Acaricie su abdomen toda la noche, hasta que le hice compañía en sueños.
Bella
¡OH que bien me sentía! Era la primera vez que amanecía a su lado. Se veía tan perfecto en la mañana.
Me desperece, me levante, y me puse su camisa que se encontraba en la entrada. Me escabullí bajo las sabanas, y comencé a besarlo desde abajo. El sobresalto de la cama.
-Eres mi despertador que todos envidiarían – dijo somnoliento. Me sentía con más confianza, ahora estaba segura que me amaba.
Edward era solo mío.
El reloj marcaba las 8 de la mañana.
-¿Vamos a desayunar? – pregunte.
-No, Bella debo ir a trabajar ¿tú no tendrías que estar en el instituto?
-No, rendiré libre. Le dije al director que tengo una enfermedad y no iré a clase.
-Bella…
-No, Edward, no quiero que nadie sepa q, bueno tu sabes.
-Dios, Bella – suspiro.
Se fue a trabajar y me quede en su cama todo el día durmiendo.
Pasaron tres meses, ya había hablado con Emmet. Edward con sus padres y al mes más o menos nos casamos. Si lo sé, todo muy rápido. Pero así es el amor. Lo hicimos or civil, para no llamar la atención.
Amaba a Edward y el a mí, por lo tanto no fue un sacrificio. Lo bueno de esto es que tenía sexo todas las noches. El no me negaba nada.
De luna de miel no fuimos una semana a la campiña de Italia, fue hermoso y muy tranquilo. Me la pasaba en el hotel haciendo el amo, comiendo y durmiendo.
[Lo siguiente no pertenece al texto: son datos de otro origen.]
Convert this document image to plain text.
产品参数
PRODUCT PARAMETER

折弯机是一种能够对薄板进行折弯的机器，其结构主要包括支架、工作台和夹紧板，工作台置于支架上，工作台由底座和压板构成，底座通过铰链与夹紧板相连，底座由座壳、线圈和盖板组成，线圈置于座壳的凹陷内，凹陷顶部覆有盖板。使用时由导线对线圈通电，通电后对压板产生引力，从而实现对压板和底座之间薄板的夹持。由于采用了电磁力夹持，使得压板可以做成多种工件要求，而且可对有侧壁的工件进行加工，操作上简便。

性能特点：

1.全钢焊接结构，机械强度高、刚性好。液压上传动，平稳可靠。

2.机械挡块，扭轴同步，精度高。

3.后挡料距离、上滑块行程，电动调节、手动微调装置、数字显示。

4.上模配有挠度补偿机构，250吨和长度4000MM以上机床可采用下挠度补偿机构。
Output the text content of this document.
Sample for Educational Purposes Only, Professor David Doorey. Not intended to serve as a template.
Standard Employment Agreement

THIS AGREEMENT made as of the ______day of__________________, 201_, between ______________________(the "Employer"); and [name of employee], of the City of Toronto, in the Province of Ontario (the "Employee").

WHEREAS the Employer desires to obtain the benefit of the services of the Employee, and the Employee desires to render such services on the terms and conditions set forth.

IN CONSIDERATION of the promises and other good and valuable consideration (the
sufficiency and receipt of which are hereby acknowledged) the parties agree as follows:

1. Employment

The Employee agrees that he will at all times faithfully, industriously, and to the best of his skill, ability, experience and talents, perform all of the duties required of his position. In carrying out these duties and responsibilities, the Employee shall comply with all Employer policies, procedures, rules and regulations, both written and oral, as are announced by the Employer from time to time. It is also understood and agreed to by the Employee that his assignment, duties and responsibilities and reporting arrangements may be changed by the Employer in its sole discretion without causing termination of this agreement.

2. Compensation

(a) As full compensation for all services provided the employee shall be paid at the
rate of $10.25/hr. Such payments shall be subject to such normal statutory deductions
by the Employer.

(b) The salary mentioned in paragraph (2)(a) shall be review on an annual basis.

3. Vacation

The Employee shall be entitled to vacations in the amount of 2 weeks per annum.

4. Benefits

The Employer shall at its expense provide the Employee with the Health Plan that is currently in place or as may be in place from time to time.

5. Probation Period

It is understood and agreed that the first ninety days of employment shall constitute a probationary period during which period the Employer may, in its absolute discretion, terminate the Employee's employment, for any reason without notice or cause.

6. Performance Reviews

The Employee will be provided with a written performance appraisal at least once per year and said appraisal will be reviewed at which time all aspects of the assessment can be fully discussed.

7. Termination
Debía aprovechar el poco tiempo que me restaba para disfrutarlo.
Antes que no me reconociera frente al espejo. Edward no iba a quererme gorda, menos tener sexo así. Ag. Si yo fuera hombre ni ebrio tendría sexo con una embarazada. Me da…
Soy muy xenofóbicas con los embarazos, entienda, sin ofender a otras madres. Pero lo soy, no me vino la maternidad todavía.
Nuestro Dr. Cullen, el papa de Edward seguí el proceso de gestación, haciendo los estudios, controles, lo que se debe hacer. Me resultaba vergonzoso, aun no me encariñaba con "eso".
Tengo 17 años y "eso" no estaba en mis planes. La idea de ir a estudiar fuera, se esfumo. Con ello mi sueño de adolescencia.
Lo único que me tenía aquí, era el amor de Edward. No quiera desilusionarlo. Me brindaba toda la atención.
Alice y Emmet, estaban más entusiasmado que yo. Los síntomas eran la peor parte. Insoportable.
Odiaba que Edward me dejara, sola. Pero aprovechaba su ausencia par concentrarme en mis estudios. Solo me quedaban dos materias para "graduarme".